Carmen Bramly a publié son premier roman, Pastel Fauve, à quinze ans. Tout est chaos, parus le 7 janvier 2025 aux Presses de la Cité, est son cinquième.
Paloma, 24 ans, est conceptrice-rédactrice dans une grande agence de pub, au sein de laquelle elle fait ses armes sous la houlette du charismatique Benjamin Esposito. Lorsque ce dernier est accusé à tort de harcèlement sexuel et se voit ostracisé, la jeune femme se retrouve en proie à un dilemme existentiel : prendre la défense de son mentor et risquer sa carrière, ou se conformer à l’agence.

Tout est chaos est-il avant tout un livre sur la pub ? Sur l’époque ?
Carmen Bramly : Je connais bien le milieu de la pub, dans lequel je travaille depuis 2017 comme conceptrice-rédactrice. Une agence de pub constitue un fabuleux poste d’observation pour comprendre le monde. La pub cherche à comprendre les névroses d’une société pour les transformer en leviers de consommation. En cela, l’agence est perméable à l’esprit du temps, tout y est concentré, condensé et prêt à exploser. J’ai passé trois ans à faire ce qu’on appelle du « focus groupe » pour une grande maison de luxe : l’objectif était d’interroger des jeunes afin de cerner leur vision du monde et leur façon de consommer. J’étais fascinée d’entendre ces jeunes renvoyer le discours que la publicité avait projeté sur eux ; par exemple, ils disaient « moi en tant que gen Z », alors que les gen Z, ça n’existe pas, c’est une catégorie fictive de consommateurs, inventée par la pub ! Il y a mille manières d’être jeunes. En ce sens, Tout est chaos est une critique de l’air du temps, envisagé par le prisme publicitaire. Sans omettre, bien sûr, la critique de ce que la pub est devenue : un métier précarisé, où l’on reste junior jusqu’à 35 ans, les problèmes de rendements… Comme beaucoup de métiers, d’ailleurs. C’est un peu l’anti Emily in Paris.
Dans un monde ultra-polarisé, la nuance est une position contestataire.
Et puis, il y a ces deux personnages : la jeune Paloma et son mentor, Benjamin.

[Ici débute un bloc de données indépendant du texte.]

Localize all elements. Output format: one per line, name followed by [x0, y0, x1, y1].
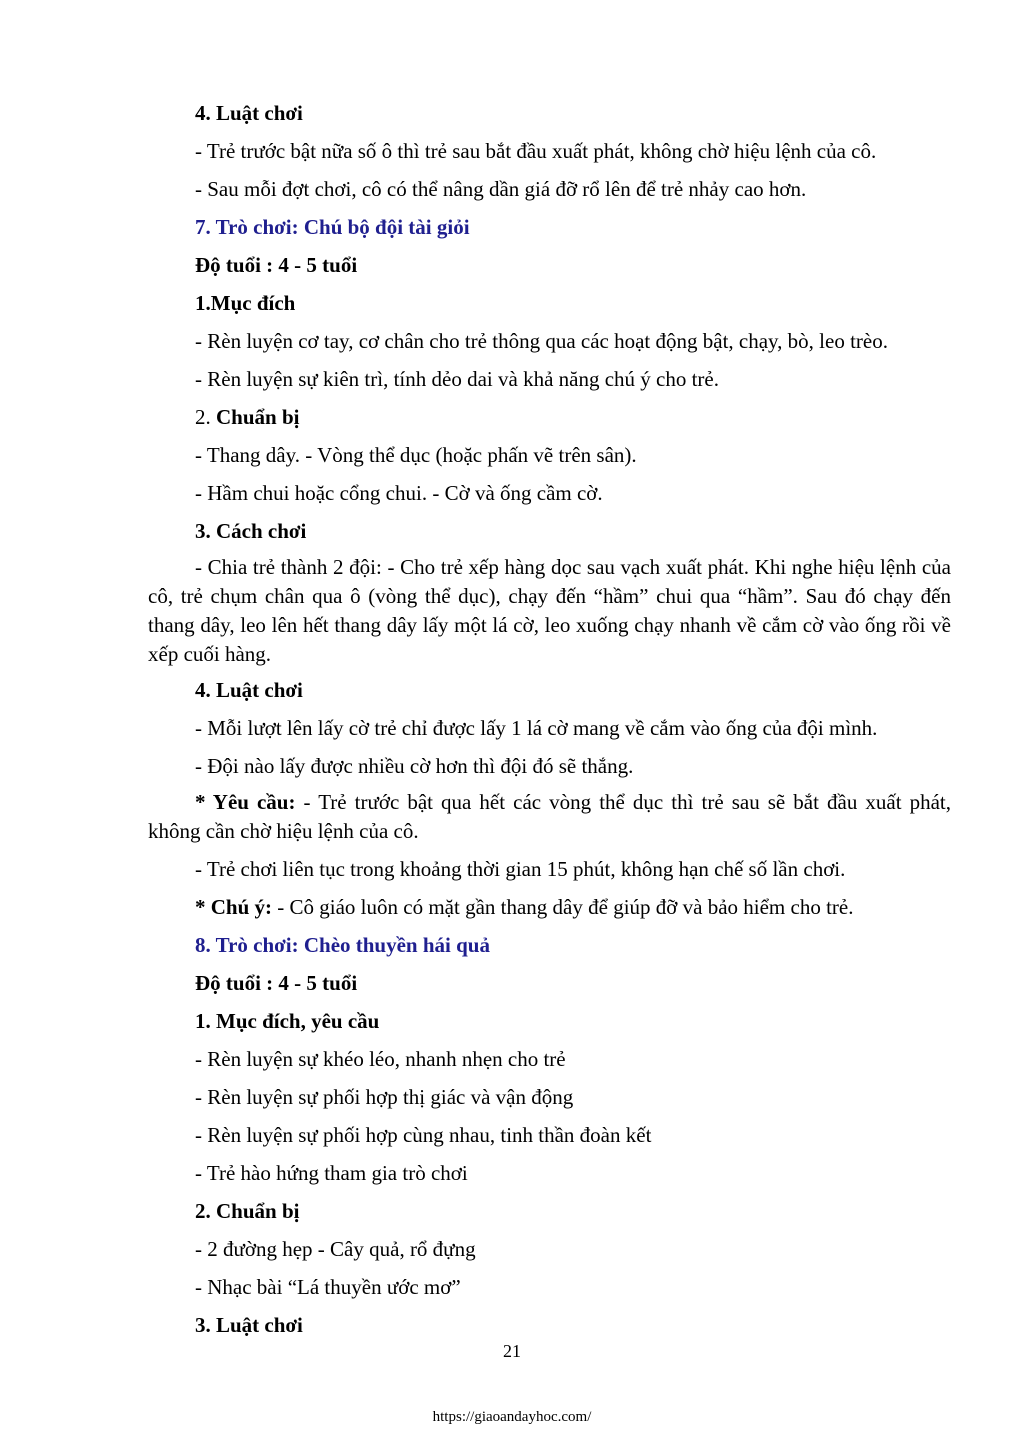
age-label: Độ tuổi : 4 - 5 tuổi	[195, 253, 358, 277]
rule-item: - Trẻ trước bật nữa số ô thì trẻ sau bắt đầu xuất phát, không chờ hiệu lệnh của cô.	[195, 139, 877, 163]
purpose-heading: 1. Mục đích, yêu cầu	[195, 1009, 380, 1033]
preparation-item: - 2 đường hẹp - Cây quả, rổ đựng	[195, 1237, 476, 1261]
requirement-paragraph	[148, 788, 951, 846]
preparation-item: - Thang dây. - Vòng thể dục (hoặc phấn vẽ trên sân).	[195, 443, 637, 467]
rule-item: - Sau mỗi đợt chơi, cô có thể nâng dần giá đỡ rổ lên để trẻ nhảy cao hơn.	[195, 177, 807, 201]
game-8-title: 8. Trò chơi: Chèo thuyền hái quả	[195, 933, 490, 957]
purpose-item: - Rèn luyện sự phối hợp thị giác và vận động	[195, 1085, 574, 1109]
age-label: Độ tuổi : 4 - 5 tuổi	[195, 971, 358, 995]
duration-item: - Trẻ chơi liên tục trong khoảng thời gian 15 phút, không hạn chế số lần chơi.	[195, 857, 846, 881]
game-7-title: 7. Trò chơi: Chú bộ đội tài giỏi	[195, 215, 470, 239]
preparation-item: - Hầm chui hoặc cổng chui. - Cờ và ống cầm cờ.	[195, 481, 603, 505]
rule-item: - Mỗi lượt lên lấy cờ trẻ chỉ được lấy 1 lá cờ mang về cắm vào ống của đội mình.	[195, 716, 878, 740]
purpose-item: - Rèn luyện sự kiên trì, tính dẻo dai và khả năng chú ý cho trẻ.	[195, 367, 719, 391]
preparation-item: - Nhạc bài “Lá thuyền ước mơ”	[195, 1275, 461, 1299]
purpose-item: - Rèn luyện cơ tay, cơ chân cho trẻ thông qua các hoạt động bật, chạy, bò, leo trèo.	[195, 329, 888, 353]
note-text: - Cô giáo luôn có mặt gần thang dây để giúp đỡ và bảo hiểm cho trẻ.	[272, 895, 854, 919]
rule-item: - Đội nào lấy được nhiều cờ hơn thì đội đó sẽ thắng.	[195, 754, 634, 778]
purpose-heading: 1.Mục đích	[195, 291, 296, 315]
rule-heading: 4. Luật chơi	[195, 101, 303, 125]
rule-heading: 3. Luật chơi	[195, 1313, 303, 1337]
note-line	[195, 894, 854, 920]
preparation-heading	[195, 404, 299, 430]
how-to-play-paragraph: - Chia trẻ thành 2 đội: - Cho trẻ xếp hàng dọc sau vạch xuất phát. Khi nghe hiệu lệnh của cô, trẻ chụm chân qua ô (vòng thể dục), chạy đến “hầm” chui qua “hầm”. Sau đó chạy đến thang dây, leo lên hết thang dây lấy một lá cờ, leo xuống chạy nhanh về cắm cờ vào ống rồi về xếp cuối hàng.	[148, 555, 951, 666]
requirement-label: * Yêu cầu:	[195, 790, 296, 814]
preparation-heading-number: 2.	[195, 405, 216, 429]
requirement-text: - Trẻ trước bật qua hết các vòng thể dục thì trẻ sau sẽ bắt đầu xuất phát, không cần chờ hiệu lệnh của cô.	[148, 790, 951, 843]
footer-url[interactable]: https://giaoandayhoc.com/	[432, 1409, 592, 1425]
purpose-item: - Rèn luyện sự phối hợp cùng nhau, tinh thần đoàn kết	[195, 1123, 652, 1147]
purpose-item: - Rèn luyện sự khéo léo, nhanh nhẹn cho trẻ	[195, 1047, 566, 1071]
rule-heading: 4. Luật chơi	[195, 678, 303, 702]
how-to-play-heading: 3. Cách chơi	[195, 519, 307, 543]
preparation-heading-text: Chuẩn bị	[216, 405, 300, 429]
page-number: 21	[503, 1341, 521, 1361]
preparation-heading: 2. Chuẩn bị	[195, 1199, 300, 1223]
purpose-item: - Trẻ hào hứng tham gia trò chơi	[195, 1161, 468, 1185]
note-label: * Chú ý:	[195, 895, 273, 919]
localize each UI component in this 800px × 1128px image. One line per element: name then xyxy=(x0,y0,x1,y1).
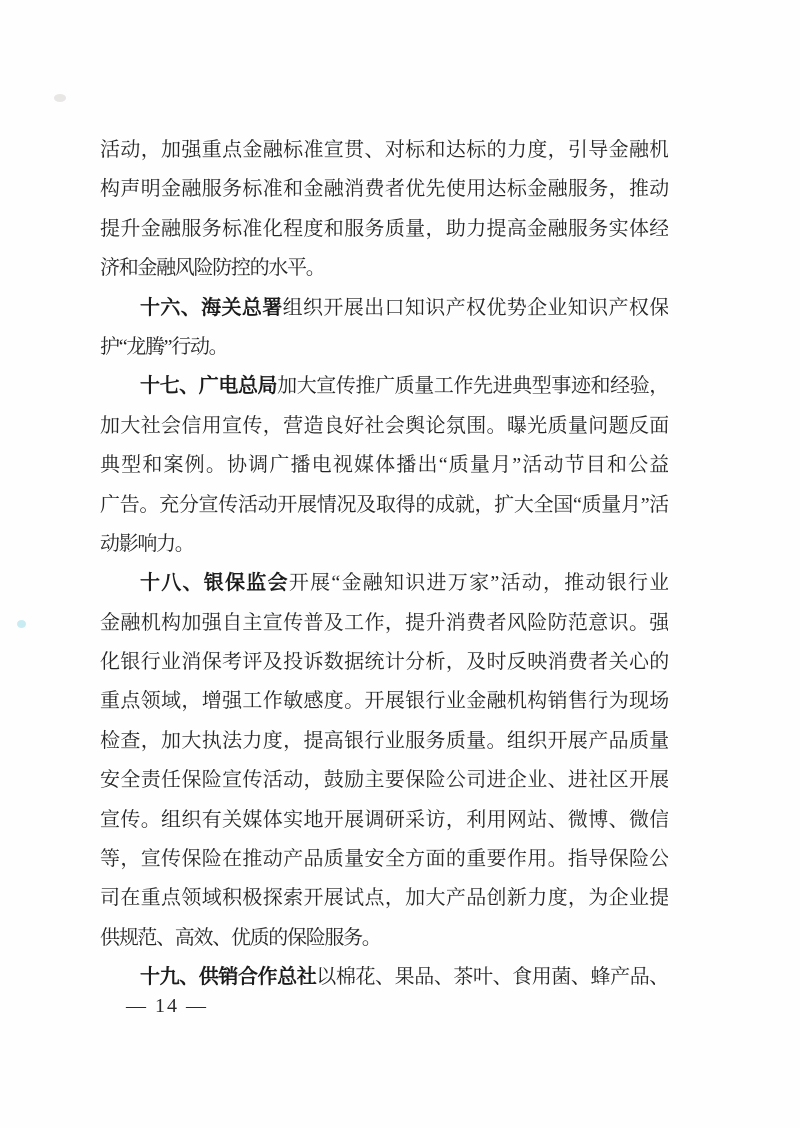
body-text: 组织开展出口知识产权优势企业知识产权保 xyxy=(282,296,668,319)
text-line xyxy=(100,643,668,682)
scan-smudge-top xyxy=(54,94,66,102)
text-line xyxy=(100,328,668,367)
text-line xyxy=(100,722,668,761)
body-text: 加大宣传推广质量工作先进典型事迹和经验， xyxy=(277,375,668,398)
text-line xyxy=(100,249,668,288)
body-text: 广告。充分宣传活动开展情况及取得的成就，扩大全国“质量月”活 xyxy=(100,493,668,516)
scan-smudge-left xyxy=(17,620,26,628)
text-line xyxy=(100,958,668,997)
body-text: 提升金融服务标准化程度和服务质量，助力提高金融服务实体经 xyxy=(100,217,668,240)
text-line xyxy=(100,525,668,564)
text-line xyxy=(100,801,668,840)
text-line xyxy=(100,486,668,525)
page-number: — 14 — xyxy=(126,995,208,1017)
body-text: 加大社会信用宣传，营造良好社会舆论氛围。曝光质量问题反面 xyxy=(100,414,668,437)
body-text: 济和金融风险防控的水平。 xyxy=(100,257,325,280)
text-line xyxy=(100,407,668,446)
text-line xyxy=(100,289,668,328)
text-line xyxy=(100,604,668,643)
body-text: 动影响力。 xyxy=(100,532,194,555)
text-line xyxy=(100,367,668,406)
text-line xyxy=(100,761,668,800)
text-line xyxy=(100,446,668,485)
body-text: 开展“金融知识进万家”活动，推动银行业 xyxy=(288,572,668,595)
body-text: 等，宣传保险在推动产品质量安全方面的重要作用。指导保险公 xyxy=(100,848,668,871)
body-text: 典型和案例。协调广播电视媒体播出“质量月”活动节目和公益 xyxy=(100,454,668,477)
body-text: 供规范、高效、优质的保险服务。 xyxy=(100,926,381,949)
body-text: 构声明金融服务标准和金融消费者优先使用达标金融服务，推动 xyxy=(100,178,668,201)
body-text: 化银行业消保考评及投诉数据统计分析，及时反映消费者关心的 xyxy=(100,651,668,674)
body-text: 宣传。组织有关媒体实地开展调研采访，利用网站、微博、微信 xyxy=(100,808,668,831)
text-line xyxy=(100,840,668,879)
document-body xyxy=(100,131,668,998)
body-text: 活动，加强重点金融标准宣贯、对标和达标的力度，引导金融机 xyxy=(100,139,668,161)
section-heading-text: 十七、广电总局 xyxy=(140,375,278,398)
text-line xyxy=(100,564,668,603)
body-text: 司在重点领域积极探索开展试点，加大产品创新力度，为企业提 xyxy=(100,887,668,910)
body-text: 以棉花、果品、茶叶、食用菌、蜂产品、 xyxy=(316,966,668,989)
text-line xyxy=(100,919,668,958)
section-heading-text: 十九、供销合作总社 xyxy=(140,966,317,989)
text-line xyxy=(100,682,668,721)
section-heading-text: 十六、海关总署 xyxy=(140,296,283,319)
body-text: 护“龙腾”行动。 xyxy=(100,335,228,358)
text-line xyxy=(100,210,668,249)
body-text: 金融机构加强自主宣传普及工作，提升消费者风险防范意识。强 xyxy=(100,611,668,634)
text-line xyxy=(100,170,668,209)
text-line xyxy=(100,879,668,918)
body-text: 检查，加大执法力度，提高银行业服务质量。组织开展产品质量 xyxy=(100,729,668,752)
section-heading-text: 十八、银保监会 xyxy=(140,572,289,595)
body-text: 重点领域，增强工作敏感度。开展银行业金融机构销售行为现场 xyxy=(100,690,668,713)
text-line xyxy=(100,131,668,170)
body-text: 安全责任保险宣传活动，鼓励主要保险公司进企业、进社区开展 xyxy=(100,769,668,792)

CB : Le personnage de Paloma m’est venu assez facilement : elle est née de mes moments d’absence en réunion, qui sont comme des sorties de corps et qui créent des failles d’où sort mon personnage. Benjamin, en revanche, est une apparition mystique. C’est quelqu’un que j’aurais rêvé rencontrer dans la pub. Depuis petite, depuis Karaté Kid même, je nourris une fascination pour les relations entre mentor et initié. Benjamin est à l’origine de toutes les pensées de Paloma : les livres qu’elle a lus, les films qu’elle a vus… Il a complété son éducation, il a été sa finishing school intellectuelle. Benjamin est son centre du monde, elle le trouve naïf mais c’est elle qui est naïve. Au début, elle a un côté très pur, peu à peu terni par les événements.
Si Benjamin fait rapidement l’objet d’un «me too» fallacieux, ce qui fait basculer l’histoire, il y a, en réalité, presque deux «me too» : alors qu’on pourrait redouter le contraire – du fait de cette relation d’ascendant que Benjamin exerce sur elle – Paloma abuse de lui.
CB : Oui, il y a l’erreur d’interprétation d’un e-mail qui vaut à Benjamin d’être pris dans ce « me too », un engrenage infernal dont il ne réchappera pas. Comme il est sage et intelligent, il accepte son destin. Il sait que la machine est lancée et qu’il ne sert à rien de se débattre. Paloma, en revanche, lui en veut de ne pas chercher à se défendre, de ne pas se conduire en héros. Elle abuse de lui, ou lui se laisse abuser… L’un comme l’autre ne savent pas trop ce qu’ils font. Ce qui est terrible, c’est le côté quasi incestueux : Benjamin a perdu sa petite sœur lorsqu’elle avait seize ans, il projette forcément ce rôle sur Paloma. Quant à elle, c’est un personnage paradoxal. Elle a ses failles, un trauma qui remonte à ses dix-huit ans. Sans me dire que c’était moderne ou novateur, j’ai suivi leurs logiques de personnages. La lecture des Jeunes filles de Montherlant m’a aidée à comprendre leur relation : ils ne peuvent jamais se comprendre. Parce que deux personnes qui se comprennent et veulent la même chose, ça ne fait pas une histoire.
Parce que deux personnes qui se comprennent et veulent la même chose, ça ne fait pas une histoire.